How does the author feel about identifying religious ideologies from the secular ones that cause violence?
Charles Selengut feels that religious ideologies and secular ideologies are more or less the same. If people engage in violence because of their religious beliefs or ideologies, it might not be entirely religiously motivated and that it may have some secular motives behind the religious justification. For instance, Islamic religion may use religious justification while trying to cover up for their political or economic grievances.
On the other hand, he argues that secular ideologies are also likely to cause violence as religious ideologies would, therefore in indentifying these ideologies from one another one cannot firmly state that religion does cause violence. Furthermore, the discrepancies between what is secular and what is sacred are mostly found in the west and in the Islamic countries, what is sacred and secular is not well defined. In addition, secular ideologies cause violence.
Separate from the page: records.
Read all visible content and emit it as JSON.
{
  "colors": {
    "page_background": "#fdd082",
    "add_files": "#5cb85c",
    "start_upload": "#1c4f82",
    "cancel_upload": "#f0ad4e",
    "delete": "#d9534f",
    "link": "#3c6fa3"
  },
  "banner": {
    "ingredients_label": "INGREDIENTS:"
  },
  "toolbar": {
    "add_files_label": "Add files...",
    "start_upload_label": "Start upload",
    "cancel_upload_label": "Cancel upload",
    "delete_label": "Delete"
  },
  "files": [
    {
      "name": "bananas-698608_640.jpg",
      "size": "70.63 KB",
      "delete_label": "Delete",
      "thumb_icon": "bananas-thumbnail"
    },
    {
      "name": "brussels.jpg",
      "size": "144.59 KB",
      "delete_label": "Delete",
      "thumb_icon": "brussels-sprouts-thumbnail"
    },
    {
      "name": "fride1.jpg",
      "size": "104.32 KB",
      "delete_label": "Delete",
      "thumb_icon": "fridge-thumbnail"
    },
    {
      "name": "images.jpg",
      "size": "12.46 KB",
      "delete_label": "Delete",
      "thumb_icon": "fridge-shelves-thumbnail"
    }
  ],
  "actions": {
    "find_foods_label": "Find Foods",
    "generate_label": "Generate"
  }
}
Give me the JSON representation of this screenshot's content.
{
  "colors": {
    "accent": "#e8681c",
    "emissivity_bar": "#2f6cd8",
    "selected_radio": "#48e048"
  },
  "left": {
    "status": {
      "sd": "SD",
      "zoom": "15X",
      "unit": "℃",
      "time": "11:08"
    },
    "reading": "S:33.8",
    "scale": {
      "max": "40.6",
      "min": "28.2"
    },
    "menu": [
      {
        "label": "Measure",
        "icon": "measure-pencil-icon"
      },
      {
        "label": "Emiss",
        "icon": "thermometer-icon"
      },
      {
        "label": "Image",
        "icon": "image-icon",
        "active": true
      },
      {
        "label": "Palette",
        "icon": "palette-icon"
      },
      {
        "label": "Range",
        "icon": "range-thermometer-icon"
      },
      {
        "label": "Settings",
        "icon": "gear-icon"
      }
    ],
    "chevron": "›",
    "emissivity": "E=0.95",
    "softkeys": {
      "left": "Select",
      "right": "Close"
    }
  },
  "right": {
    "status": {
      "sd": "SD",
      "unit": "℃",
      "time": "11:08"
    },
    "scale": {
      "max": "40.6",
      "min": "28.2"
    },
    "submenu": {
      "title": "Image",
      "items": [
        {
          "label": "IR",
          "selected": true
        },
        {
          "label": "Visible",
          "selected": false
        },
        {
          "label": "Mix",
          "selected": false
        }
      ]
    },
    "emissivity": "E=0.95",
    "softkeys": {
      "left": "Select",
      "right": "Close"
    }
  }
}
Explain what the author means by the term "strong religion" and "weak religion".
Hector Avalos in using the term strong religion means that it is that religion that has immense influence on its followers. In this book, he explains how the bible in the old testaments encourages violence and brings about the scarcity that may cause violence to imply. He also discusses how Christianity was predominant especially in the Roman Empire, but Islam later joined it in having influence in places over the world. As for the weak religion, these are those that were overshadowed by the strong religions such as Christians and Islam. These weak religions do not usually have influence on violence that is religiously related. Avalos also emphasized on leaving the bible as a historical book and to stop treating it as still living as it contributes to the current religious influenced violence.
What do you think of the author's coinage "religious illiteracy"? Provide examples to support your point.
Avalos coined the term religious illiteracy to mean those that have little knowledge of what religious teaching are and those that do not show interest in knowing such religious teachings. This term originated from biblical illiteracy, which showed that few people read the bible unless urged to do so by the religious leaders. He argues that even in earlier times the translation of the bible had been discouraged. To Avalos religious illiteracy is not such a bad thing as many would see and perceive it.
An example is most Americans are said of having little knowledge of the bible and its teachings yet they attest to being Christians. If religion were to cause, violence then having, little knowledge of its teaching would rather be advantageous. Additionally, teachings especially those of the bible in the Old Testament are said to somehow encourage violence. If everyone knew of this writings and followed them, wouldn't this cause an increase in violence? It would therefore in saying that religious or biblical illiteracy is not that bad Avalos was probably right.